Black Bear Foraging For Food inside Car Gets Trapped, Dies in 140 Degrees Heat

A black bear has died inside a car parked at a rental cabin in Sevierville, 30 miles from Knoxville in East Tennessee. The bear had been foraging for food and possibly got into the car by opening the door with its paw and teeth. The temperature was above 95 degrees on Wednesday, and it could have exceeded 140 degrees inside the locked car, the Tennessee Wildlife Resources Agency (TWRA) said.

The wildlife agency said the car owner left the cabin in another car on Wednesday morning and returned at about 6:45 pm to find the bear dead in his car.
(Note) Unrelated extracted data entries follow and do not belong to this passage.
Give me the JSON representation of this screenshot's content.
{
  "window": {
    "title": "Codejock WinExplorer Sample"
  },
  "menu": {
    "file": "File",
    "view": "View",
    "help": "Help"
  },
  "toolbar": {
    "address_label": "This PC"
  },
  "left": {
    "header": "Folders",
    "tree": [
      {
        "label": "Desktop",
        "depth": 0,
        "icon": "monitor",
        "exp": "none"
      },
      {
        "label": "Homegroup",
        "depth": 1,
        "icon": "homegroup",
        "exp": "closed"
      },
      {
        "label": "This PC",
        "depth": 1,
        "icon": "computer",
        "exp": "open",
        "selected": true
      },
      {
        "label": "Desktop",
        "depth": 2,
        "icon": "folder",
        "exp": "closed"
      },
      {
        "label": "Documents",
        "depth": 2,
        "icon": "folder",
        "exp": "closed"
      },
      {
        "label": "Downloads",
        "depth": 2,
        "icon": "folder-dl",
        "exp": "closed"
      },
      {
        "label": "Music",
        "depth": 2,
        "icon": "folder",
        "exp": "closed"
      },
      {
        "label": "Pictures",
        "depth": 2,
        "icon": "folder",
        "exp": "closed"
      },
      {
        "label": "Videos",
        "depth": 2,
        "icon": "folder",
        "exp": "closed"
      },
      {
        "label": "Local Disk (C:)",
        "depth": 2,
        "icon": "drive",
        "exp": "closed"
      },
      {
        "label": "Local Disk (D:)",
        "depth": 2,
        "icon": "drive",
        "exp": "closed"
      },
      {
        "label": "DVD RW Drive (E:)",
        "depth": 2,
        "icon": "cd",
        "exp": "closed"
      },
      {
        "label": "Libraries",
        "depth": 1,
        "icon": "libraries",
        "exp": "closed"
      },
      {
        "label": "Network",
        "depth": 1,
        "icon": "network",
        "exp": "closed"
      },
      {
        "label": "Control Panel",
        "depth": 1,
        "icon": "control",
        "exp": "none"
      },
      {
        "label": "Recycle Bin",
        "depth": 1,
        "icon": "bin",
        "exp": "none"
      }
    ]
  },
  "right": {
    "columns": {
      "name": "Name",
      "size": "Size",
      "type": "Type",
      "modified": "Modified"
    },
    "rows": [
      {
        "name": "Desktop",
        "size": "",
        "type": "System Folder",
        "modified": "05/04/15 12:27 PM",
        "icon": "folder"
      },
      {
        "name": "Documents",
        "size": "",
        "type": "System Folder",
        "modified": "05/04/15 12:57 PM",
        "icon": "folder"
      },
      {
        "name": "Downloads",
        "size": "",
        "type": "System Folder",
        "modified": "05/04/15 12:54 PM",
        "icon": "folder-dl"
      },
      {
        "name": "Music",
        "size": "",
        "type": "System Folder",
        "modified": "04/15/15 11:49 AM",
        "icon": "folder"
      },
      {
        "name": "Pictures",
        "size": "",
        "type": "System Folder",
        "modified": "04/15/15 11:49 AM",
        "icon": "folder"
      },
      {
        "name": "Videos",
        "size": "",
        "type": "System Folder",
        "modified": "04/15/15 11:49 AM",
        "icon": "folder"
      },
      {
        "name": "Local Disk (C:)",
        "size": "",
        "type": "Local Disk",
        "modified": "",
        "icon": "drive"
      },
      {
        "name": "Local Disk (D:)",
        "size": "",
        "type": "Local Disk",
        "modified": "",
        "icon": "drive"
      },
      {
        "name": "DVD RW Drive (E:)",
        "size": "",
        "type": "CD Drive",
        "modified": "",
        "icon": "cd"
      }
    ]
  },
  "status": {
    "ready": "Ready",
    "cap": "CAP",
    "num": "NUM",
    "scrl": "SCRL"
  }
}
Wildlife experts said the bear was possibly drawn to the car by the smell of food in the vehicle – an empty soda can and food wrapper were on the floor of the car.

“Notice the empty soda can and food package on the floorboard,” the TWRA stated. “Bears have noses seven times better than a bloodhound and can smell even the faintest odor of food inside a vehicle. Lock your doors, roll up your windows, and never leave food or anything that smells like food inside!”

The agency said bears get attracted to “empty food containers, candy wrappers, fast food bags, and even air fresheners.” They said bears are inquisitive animals who often investigate things when their natural diet of berries is scarce – usually around May and June. They said the animal gets attracted to human settlements because of the attraction of food in houses and waste dumps.

Photos of the car’s interior show that the bear struggled to exit the vehicle without success; he damaged the interior in its frantic efforts to leave. Experts said the bear died of a heatwave because it is not able to sweat as humans do, so it dies of organ failure when its furry body is not able to regulate excessive heat.

The authorities said the heat will soar in the next two weeks in Sevierville, and warned everyone to take precautions. People in Dallas, Jacksonville, Mobile, New Orleans, and Baton Rouge are warned of a rising heatwave, with heat alerts going out to people frequently. Sevierville is close to the Great Smoky Mountains National Park which has about 1,500 bear population.